A bypass vulnerability in macOS for Apple's Gatekeeper mechanism could allow cyberattackers to execute malicious applications on target Macs — regardless of whether Lockdown mode is enabled.
Among the details on the bug (CVE-2022-42821), which Microsoft dubbed "Achilles," is the fact that researchers were able to craft a working exploit using the Access Control Lists (ACL) mechanism in macOS, which allows fine-tuned permissioning for applications.
Popular Target: Apple Gatekeeper for Vetting Applications
Apple Gatekeeper is a security mechanism designed to ensure that only "trusted apps" run on Mac devices — i.e., those that are signed by a valid authority and approved by Apple. If the software can't be validated by Gatekeeper, the user gets a blocking pop-up explaining that the app can't be executed.
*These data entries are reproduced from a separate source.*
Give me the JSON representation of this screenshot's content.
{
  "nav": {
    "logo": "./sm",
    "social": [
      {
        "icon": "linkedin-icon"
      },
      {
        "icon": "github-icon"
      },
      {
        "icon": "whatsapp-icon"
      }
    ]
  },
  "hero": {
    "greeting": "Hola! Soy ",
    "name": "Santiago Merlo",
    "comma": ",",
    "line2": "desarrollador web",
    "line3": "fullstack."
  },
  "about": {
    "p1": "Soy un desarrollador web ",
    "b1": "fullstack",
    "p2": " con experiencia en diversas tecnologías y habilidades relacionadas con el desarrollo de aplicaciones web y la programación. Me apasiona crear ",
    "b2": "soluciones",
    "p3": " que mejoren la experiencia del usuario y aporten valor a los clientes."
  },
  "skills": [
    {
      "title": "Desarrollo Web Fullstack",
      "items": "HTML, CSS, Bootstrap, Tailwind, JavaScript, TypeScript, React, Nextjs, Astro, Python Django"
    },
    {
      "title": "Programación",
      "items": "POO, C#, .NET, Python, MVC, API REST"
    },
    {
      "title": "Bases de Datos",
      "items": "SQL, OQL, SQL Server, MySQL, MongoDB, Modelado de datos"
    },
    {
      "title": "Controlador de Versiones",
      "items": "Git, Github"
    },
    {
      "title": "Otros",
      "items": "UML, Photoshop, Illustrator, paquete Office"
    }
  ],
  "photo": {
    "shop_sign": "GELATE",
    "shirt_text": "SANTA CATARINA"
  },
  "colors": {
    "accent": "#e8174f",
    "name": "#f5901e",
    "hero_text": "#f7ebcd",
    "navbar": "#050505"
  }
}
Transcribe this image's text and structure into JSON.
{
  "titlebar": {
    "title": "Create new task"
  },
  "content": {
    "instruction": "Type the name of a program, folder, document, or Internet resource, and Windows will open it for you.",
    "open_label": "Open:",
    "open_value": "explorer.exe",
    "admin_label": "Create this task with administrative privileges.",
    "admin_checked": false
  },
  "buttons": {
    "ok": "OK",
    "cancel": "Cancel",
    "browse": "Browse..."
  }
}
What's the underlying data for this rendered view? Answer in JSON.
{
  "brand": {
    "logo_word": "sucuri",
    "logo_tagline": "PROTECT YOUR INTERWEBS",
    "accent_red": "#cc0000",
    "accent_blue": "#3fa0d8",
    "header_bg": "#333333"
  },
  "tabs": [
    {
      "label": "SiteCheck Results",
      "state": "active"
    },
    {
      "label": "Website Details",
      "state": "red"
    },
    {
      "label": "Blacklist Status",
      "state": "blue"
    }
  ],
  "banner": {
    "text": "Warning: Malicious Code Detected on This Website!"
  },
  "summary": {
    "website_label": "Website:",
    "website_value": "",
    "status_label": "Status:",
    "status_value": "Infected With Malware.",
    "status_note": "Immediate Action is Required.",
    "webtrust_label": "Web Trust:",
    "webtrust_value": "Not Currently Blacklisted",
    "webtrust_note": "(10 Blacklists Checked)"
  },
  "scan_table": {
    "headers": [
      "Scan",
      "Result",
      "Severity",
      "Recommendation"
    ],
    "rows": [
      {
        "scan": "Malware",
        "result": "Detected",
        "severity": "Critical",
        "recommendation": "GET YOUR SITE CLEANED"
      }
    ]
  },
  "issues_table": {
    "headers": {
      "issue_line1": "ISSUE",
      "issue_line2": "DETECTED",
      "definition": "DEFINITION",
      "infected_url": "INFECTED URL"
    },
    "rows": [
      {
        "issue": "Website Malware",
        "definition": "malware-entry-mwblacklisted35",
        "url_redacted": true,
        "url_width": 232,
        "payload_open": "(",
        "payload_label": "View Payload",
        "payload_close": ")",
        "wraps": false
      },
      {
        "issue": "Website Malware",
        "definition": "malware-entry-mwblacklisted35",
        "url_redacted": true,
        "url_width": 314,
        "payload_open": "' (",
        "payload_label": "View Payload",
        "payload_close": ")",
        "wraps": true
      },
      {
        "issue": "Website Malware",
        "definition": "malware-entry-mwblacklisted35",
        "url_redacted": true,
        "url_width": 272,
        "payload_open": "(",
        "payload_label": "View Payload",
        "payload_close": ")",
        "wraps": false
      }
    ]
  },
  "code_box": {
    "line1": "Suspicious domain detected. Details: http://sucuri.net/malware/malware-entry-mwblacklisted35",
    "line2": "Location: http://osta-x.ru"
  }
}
In theory, this mitigates the threat of malicious sideloaded applications that users might accidentally download from pirate sites or third-party app stores. The issue, though, is that bad actors have devoted quite a bit of time to finding bypass avenues for the feature, Microsoft researchers noted, as shown by previous exploited vulnerabilities such as CVE-2022-22616, CVE-2022-32910, CVE-2021-1810, CVE-2021-30657, CVE-2021-30853, CVE-2019-8656, and CVE-2014-8826.
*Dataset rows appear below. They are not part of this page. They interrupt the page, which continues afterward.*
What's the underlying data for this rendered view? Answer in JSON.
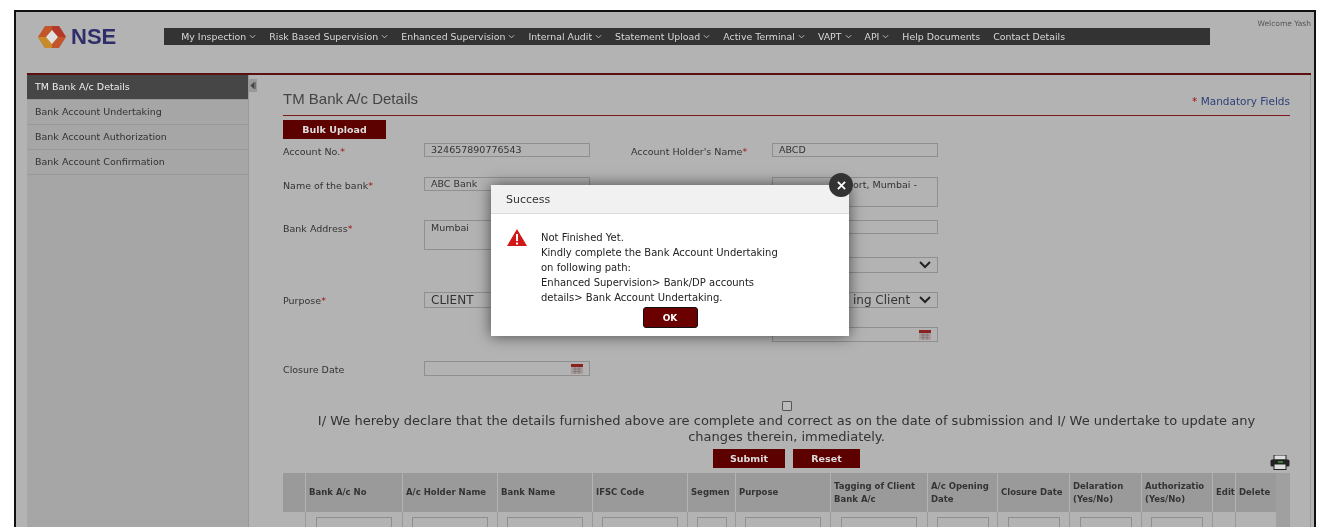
{
  "header": {
    "logo": "NSE",
    "welcome": "Welcome Yash"
  },
  "nav": [
    {
      "label": "My Inspection",
      "dropdown": true
    },
    {
      "label": "Risk Based Supervision",
      "dropdown": true
    },
    {
      "label": "Enhanced Supervision",
      "dropdown": true
    },
    {
      "label": "Internal Audit",
      "dropdown": true
    },
    {
      "label": "Statement Upload",
      "dropdown": true
    },
    {
      "label": "Active Terminal",
      "dropdown": true
    },
    {
      "label": "VAPT",
      "dropdown": true
    },
    {
      "label": "API",
      "dropdown": true
    },
    {
      "label": "Help Documents",
      "dropdown": false
    },
    {
      "label": "Contact Details",
      "dropdown": false
    }
  ],
  "sidebar": {
    "items": [
      {
        "label": "TM Bank A/c Details",
        "selected": true
      },
      {
        "label": "Bank Account Undertaking",
        "selected": false
      },
      {
        "label": "Bank Account Authorization",
        "selected": false
      },
      {
        "label": "Bank Account Confirmation",
        "selected": false
      }
    ]
  },
  "form": {
    "title": "TM Bank A/c Details",
    "mandatory_mark": "*",
    "mandatory_note": "Mandatory Fields",
    "bulk_upload": "Bulk Upload",
    "rows": [
      {
        "left": {
          "label": "Account No.",
          "required_mark": "*",
          "kind": "input",
          "value": "324657890776543"
        },
        "right": {
          "label": "Account Holder's Name",
          "required_mark": "*",
          "kind": "input",
          "value": "ABCD"
        }
      },
      {
        "left": {
          "label": "Name of the bank",
          "required_mark": "*",
          "kind": "input",
          "value": "ABC Bank"
        },
        "right": {
          "kind": "textarea",
          "value": "ort, Mumbai -",
          "covered": true
        }
      },
      {
        "left": {
          "label": "Bank Address",
          "required_mark": "*",
          "kind": "textarea",
          "value": "Mumbai"
        },
        "right": {
          "kind": "input"
        }
      },
      {
        "right": {
          "kind": "select"
        }
      },
      {
        "left": {
          "label": "Purpose",
          "required_mark": "*",
          "kind": "select",
          "value": "CLIENT"
        },
        "right": {
          "kind": "select",
          "value": "ing Client",
          "covered": true
        }
      },
      {
        "right": {
          "kind": "date"
        }
      },
      {
        "left": {
          "label": "Closure Date",
          "kind": "date"
        }
      }
    ],
    "declaration": {
      "checked": false,
      "text": "I/ We hereby declare that the details furnished above are complete and correct as on the date of submission and I/ We undertake to update any changes therein, immediately."
    },
    "buttons": [
      "Submit",
      "Reset"
    ]
  },
  "table": {
    "columns": [
      "",
      "Bank A/c No",
      "A/c Holder Name",
      "Bank Name",
      "IFSC Code",
      "Segmen",
      "Purpose",
      "Tagging of Client Bank A/c",
      "A/c Opening Date",
      "Closure Date",
      "Delaration (Yes/No)",
      "Authorizatio (Yes/No)",
      "Edit",
      "Delete"
    ]
  },
  "dialog": {
    "title": "Success",
    "lines": [
      "Not Finished Yet.",
      "Kindly complete the Bank Account Undertaking",
      "on following path:",
      "Enhanced Supervision> Bank/DP accounts",
      "details> Bank Account Undertaking."
    ],
    "ok": "OK"
  }
}
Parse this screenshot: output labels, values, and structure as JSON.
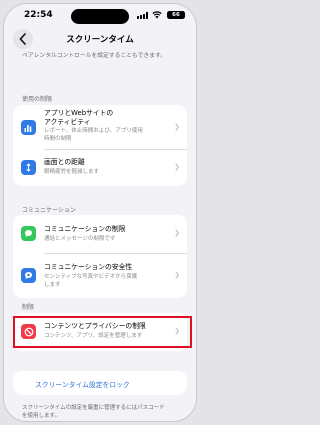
{
  "status_bar": {
    "time": "22:54",
    "battery": "66"
  },
  "nav": {
    "title": "スクリーンタイム"
  },
  "intro_text": "ペアレンタルコントロールを設定することもできます。",
  "sections": {
    "usage": {
      "header": "使用の制限",
      "items": [
        {
          "title_line1": "アプリとWebサイトの",
          "title_line2": "アクティビティ",
          "subtitle_line1": "レポート、休止時間および、アプリ使用",
          "subtitle_line2": "時間の制限",
          "icon": "chart-bars-icon",
          "color": "#2f7ae5"
        },
        {
          "title": "画面との距離",
          "subtitle": "眼精疲労を軽減します",
          "icon": "distance-arrows-icon",
          "color": "#2f7ae5"
        }
      ]
    },
    "communication": {
      "header": "コミュニケーション",
      "items": [
        {
          "title": "コミュニケーションの制限",
          "subtitle": "通話とメッセージの制限です",
          "icon": "chat-bubble-icon",
          "color": "#34c759"
        },
        {
          "title": "コミュニケーションの安全性",
          "subtitle_line1": "センシティブな写真やビデオから保護",
          "subtitle_line2": "します",
          "icon": "chat-shield-icon",
          "color": "#2f7ae5"
        }
      ]
    },
    "restrictions": {
      "header": "制限",
      "items": [
        {
          "title": "コンテンツとプライバシーの制限",
          "subtitle": "コンテンツ、アプリ、設定を管理します",
          "icon": "no-entry-icon",
          "color": "#ef3b4a"
        }
      ]
    }
  },
  "lock_link": "スクリーンタイム設定をロック",
  "footer_text_line1": "スクリーンタイムの設定を厳重に管理するにはパスコード",
  "footer_text_line2": "を使用します。"
}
And no wonder: "Gatekeeper bypasses such as this could be leveraged as a vector for initial access by malware and other threats and could help increase the success rate of malicious campaigns and attacks on macOS," Microsoft researchers warned in an advisory issued this week. "Our data shows that fake apps remain one of the top entry vectors on macOS, indicating Gatekeeper bypass techniques are an attractive and even a necessary capability for adversaries to leverage in attacks."
Uncovering a New Gatekeeper Bypass
Piggybacking off of details surrounding CVE-2021-1810, Microsoft researchers looked to create a new bypass — which they managed to do by appending malicious files with special permissioning rules via the ACL mechanism.
Apple employs a quarantine mechanism for downloaded apps, according to the advisory: "When downloading apps from a browser, like Safari, the browser assigns a special extended attribute to the downloaded file. That attribute is named com.apple.quarantine and is later used to enforce policies such as Gatekeeper."
However, there is an additional option in macOS to apply a special extended attribute named com.apple.acl.text, which is used to set arbitrary ACLs.
"Each ACL has one or more Access Control Entries (ACEs) that dictate what each principal can or cannot do, much like firewall rules," Microsoft researchers explained. "Equipped with this information, we decided to add very restrictive ACLs to the downloaded files. Those ACLs prohibit Safari (or any other program) from setting new extended attributes, including the com.apple.quarantine attribute."
And without the quarantine attribute in place, Gatekeeper is not alerted to check the file, which allows it to bypass the security mechanism altogether.
Crucially, Microsoft researchers found that Apple's Lockdown feature, which it debuted in July to prevent state-sponsored spyware from infecting at-risk targets, can't thwart the Achilles attack.
"We note that Apple’s Lockdown Mode, introduced in macOS Ventura as an optional protection feature for high-risk users that might be personally targeted by a sophisticated cyberattack, is aimed to stop zero-click remote code execution exploits, and therefore does not defend against Achilles," according to Microsoft.
The issue was disclosed to Apple in July, with fixes rolling out in the latest macOS version. To protect themselves, Mac users are encouraged to update their operating systems to the latest version as soon as possible.